Sixty-seven days have passed since she died. Not that I'm counting, except I am. Marking each day with a photo taken with her iPod Touch*, my own personal yahrzeit.
Leslie was a burner and she had a really tight community of friends and aquaintances that she met through Burning Man and then all the other events that happen through out the year as a way to come back to self after, and then start preparing for, the next year on the playa.
Leslie always talked about how I should go one year and then we'd laugh, because I'm so not the camper/roughing it kind of girl.
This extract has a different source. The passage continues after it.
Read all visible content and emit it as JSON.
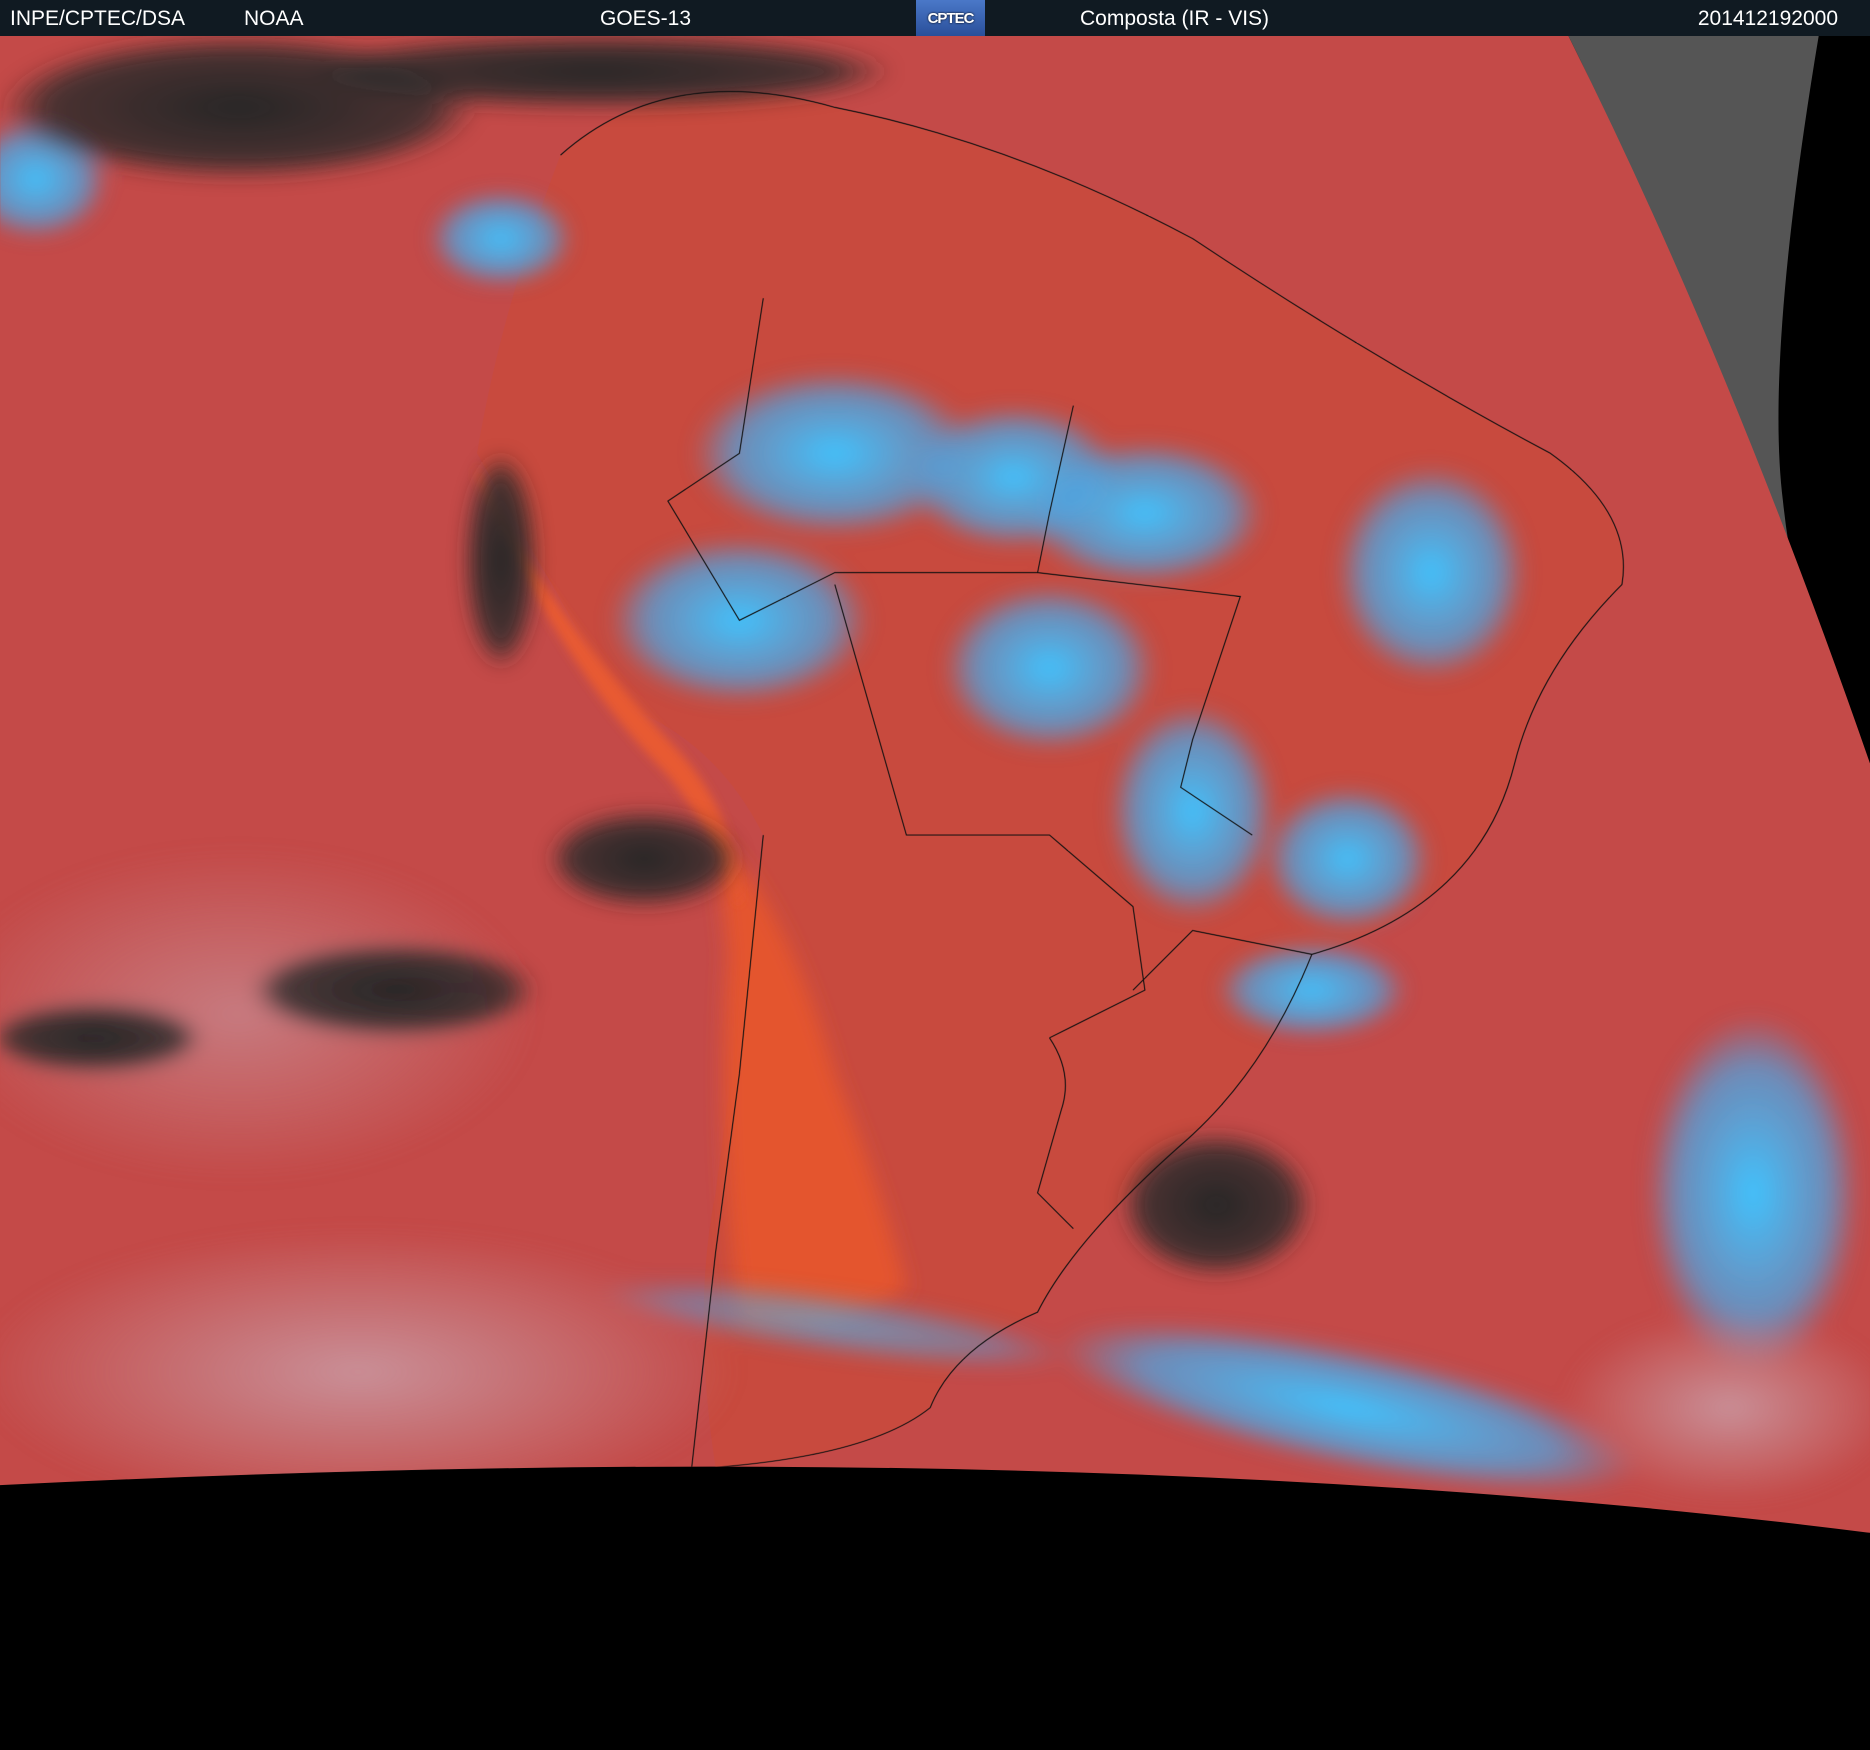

I love nature, but I'm also scared, (see no. 5 of this post), and the idea of being in the desert, with no body of water and nothing around you, makes my heart race, and not in that pitter-patter good, kind of way.
When you're sleep deprived and grieving from the bottom of your soul as I was last June, I found myself pinky swearing with Leslie's good friend, that I'd go to Burning Man next year. And then R told my sister that I was going, that I'd pinky sweared with her and Leslie smiled.
So I'm going to Burning Man next August. Thank the heavens for my girl Sooz and her man WAX who've always had a burning desire to go to the playa and we're going together. We're renting an RV and we're driving to the desert. Gulp.
These plans, this dreaming and scheming has been a part of the passing of these sixty-seven days. Sixty seven ways to get used to the truth that my sister is no longer here.
* Leslie's iPod was the one thing I really wanted to keep of hers. I now have her playlists, which I won't add to on her iPod, it's all Leslie and very different from my own musical choices, which I love.